Introduction#
The new Multi-Instance GPU (MIG) feature allows GPUs (starting with NVIDIA Ampere architecture) to be securely partitioned into up to seven separate GPU Instances for CUDA applications, providing multiple users with separate GPU resources for optimal GPU utilization. This feature is particularly beneficial for workloads that do not fully saturate the GPU’s compute capacity and therefore users may want to run different workloads in parallel to maximize utilization.
For Cloud Service Providers (CSPs), who have multi-tenant use cases, MIG ensures one client cannot impact the work or scheduling of other clients, in addition to providing enhanced isolation for customers.

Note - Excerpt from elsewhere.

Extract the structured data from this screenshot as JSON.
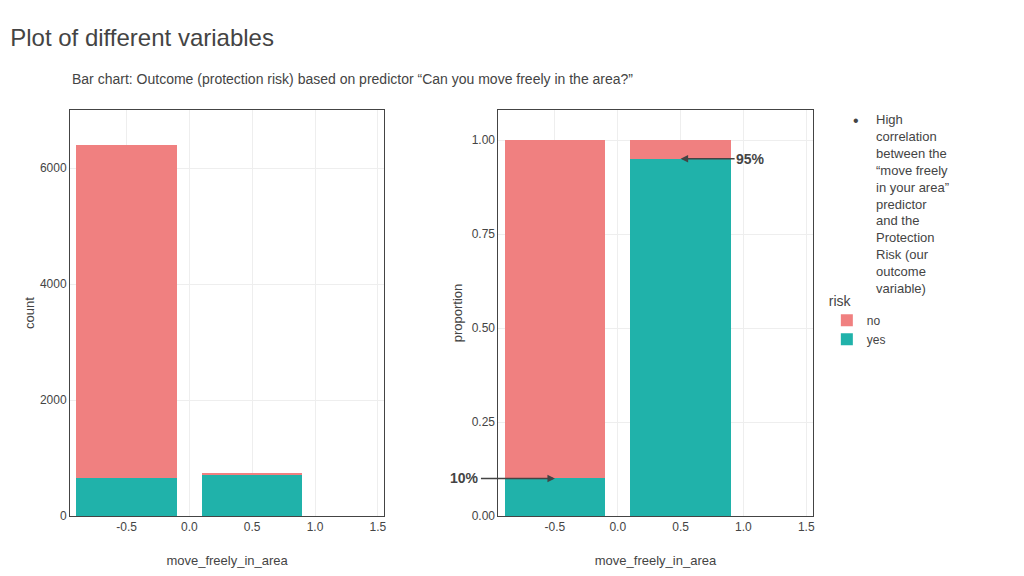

With MIG, each instance’s processors have separate and isolated paths through the entire memory system - the on-chip crossbar ports, L2 cache banks, memory controllers, and DRAM address busses are all assigned uniquely to an individual instance. This ensures that an individual user’s workload can run with predictable throughput and latency, with the same L2 cache allocation and DRAM bandwidth, even if other tasks are thrashing their own caches or saturating their DRAM interfaces. MIG can partition available GPU compute resources (including streaming multiprocessors or SMs, and GPU engines such as copy engines or decoders), to provide a defined quality of service (QoS) with fault isolation for different clients such as VMs, containers or processes. MIG enables multiple GPU Instances to run in parallel on a single, physical NVIDIA Ampere architecture GPU.
MIG enables users to view and schedule jobs on virtual GPU instances as if they were physical GPUs. It supports Linux operating systems, containerized workloads using Docker Engine, orchestration with Kubernetes, and virtualized environments through hypervisors such as Red Hat Virtualization and VMware vSphere.
MIG supports the following deployment configurations:
Bare-metal, including containers
GPU pass-through virtualization to Linux guests on top of supported hypervisors
vGPU on top of supported hypervisors
MIG allows multiple vGPUs (and thereby VMs) to run in parallel on a single GPU, while preserving the isolation guarantees that vGPU provides. For more information on GPU partitioning using vGPU and MIG, refer to the technical brief.
Figure 1 MIG Overview#
The purpose of this document is to introduce the concepts behind MIG, deployment considerations and provide examples of MIG management to demonstrate how users can run CUDA applications on MIG supported GPUs.